JM. Isto quer dizer que uma pessoa pode realmente criar personagens, heróis, devido a traumas de infância?

Resp. Todos, de nossa idade (risos) conhecemos o juramento da caveira contra a pirataria… A lenda do Fantasma. Na verdade, muitos profissionais nasceram de traumas… Lembro-me de ter lido sobre uma médica que fez a escolha da carreira ao ver um parente tendo um infarto. No caso do DDI os estados de ego criados também servem para tentar organizar a sobrevivência ao trauma porém não são tão sublimados e sublimes e por isto causam uma desorganização na personalidade da pessoa.

JM. Li que Carl Jung conversava com uma pedra quando era criança…

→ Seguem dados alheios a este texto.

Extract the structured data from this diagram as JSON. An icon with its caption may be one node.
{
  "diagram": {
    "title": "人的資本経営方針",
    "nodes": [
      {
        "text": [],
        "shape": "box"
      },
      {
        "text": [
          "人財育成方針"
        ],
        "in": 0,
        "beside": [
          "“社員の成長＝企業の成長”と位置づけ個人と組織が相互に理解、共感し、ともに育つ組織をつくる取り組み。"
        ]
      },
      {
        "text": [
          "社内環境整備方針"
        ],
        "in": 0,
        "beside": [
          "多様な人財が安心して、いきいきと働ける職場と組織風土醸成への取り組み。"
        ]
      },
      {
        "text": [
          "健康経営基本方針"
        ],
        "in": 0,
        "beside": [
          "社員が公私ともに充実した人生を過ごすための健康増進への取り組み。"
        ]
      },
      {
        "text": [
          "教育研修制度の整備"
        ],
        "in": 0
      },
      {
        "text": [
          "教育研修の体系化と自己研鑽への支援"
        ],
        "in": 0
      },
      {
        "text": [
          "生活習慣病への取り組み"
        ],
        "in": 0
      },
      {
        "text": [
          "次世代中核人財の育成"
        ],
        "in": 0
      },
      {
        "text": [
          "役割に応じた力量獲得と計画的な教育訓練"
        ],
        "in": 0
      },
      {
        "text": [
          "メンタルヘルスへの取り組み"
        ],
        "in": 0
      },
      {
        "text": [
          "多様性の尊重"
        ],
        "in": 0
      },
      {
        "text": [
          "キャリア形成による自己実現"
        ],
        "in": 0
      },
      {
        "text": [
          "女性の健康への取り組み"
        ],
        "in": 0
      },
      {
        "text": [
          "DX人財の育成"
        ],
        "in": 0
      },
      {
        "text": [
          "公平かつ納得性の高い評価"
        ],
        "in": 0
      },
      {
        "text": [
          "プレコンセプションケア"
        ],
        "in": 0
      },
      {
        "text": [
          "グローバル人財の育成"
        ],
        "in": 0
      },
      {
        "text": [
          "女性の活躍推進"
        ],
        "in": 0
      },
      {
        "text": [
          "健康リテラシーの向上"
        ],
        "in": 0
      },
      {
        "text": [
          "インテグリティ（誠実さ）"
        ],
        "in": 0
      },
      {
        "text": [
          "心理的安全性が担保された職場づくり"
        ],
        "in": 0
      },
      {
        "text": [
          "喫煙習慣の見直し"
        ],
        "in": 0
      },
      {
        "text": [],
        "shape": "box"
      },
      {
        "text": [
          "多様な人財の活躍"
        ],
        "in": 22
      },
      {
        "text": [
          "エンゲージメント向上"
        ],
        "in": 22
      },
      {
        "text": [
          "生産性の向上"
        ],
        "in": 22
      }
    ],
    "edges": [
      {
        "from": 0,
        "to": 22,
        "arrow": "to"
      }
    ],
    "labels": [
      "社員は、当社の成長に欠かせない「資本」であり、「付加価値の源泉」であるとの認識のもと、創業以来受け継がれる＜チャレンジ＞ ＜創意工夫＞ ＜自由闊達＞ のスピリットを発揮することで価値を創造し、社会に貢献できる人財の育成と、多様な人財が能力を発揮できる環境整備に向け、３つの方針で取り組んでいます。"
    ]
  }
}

Resp. C. G. Jung, como várias crianças, construía personagens e diálogos e disto advinha sua criatividade e, acredito, sua capacidade de empatia, assim como a de todos nós. Ou seja, creio que a empatia vem, deste exercício de associar-se / dissociar-se. Os pseudônimos e heterônimos vêm deste processo de associação / dissociação. Muitos escritores usam este recurso, por exemplo, Fernando Pessoa era mestre neste tipo de processo, e não podemos esquecer da história Meu pé de Laranja Lima.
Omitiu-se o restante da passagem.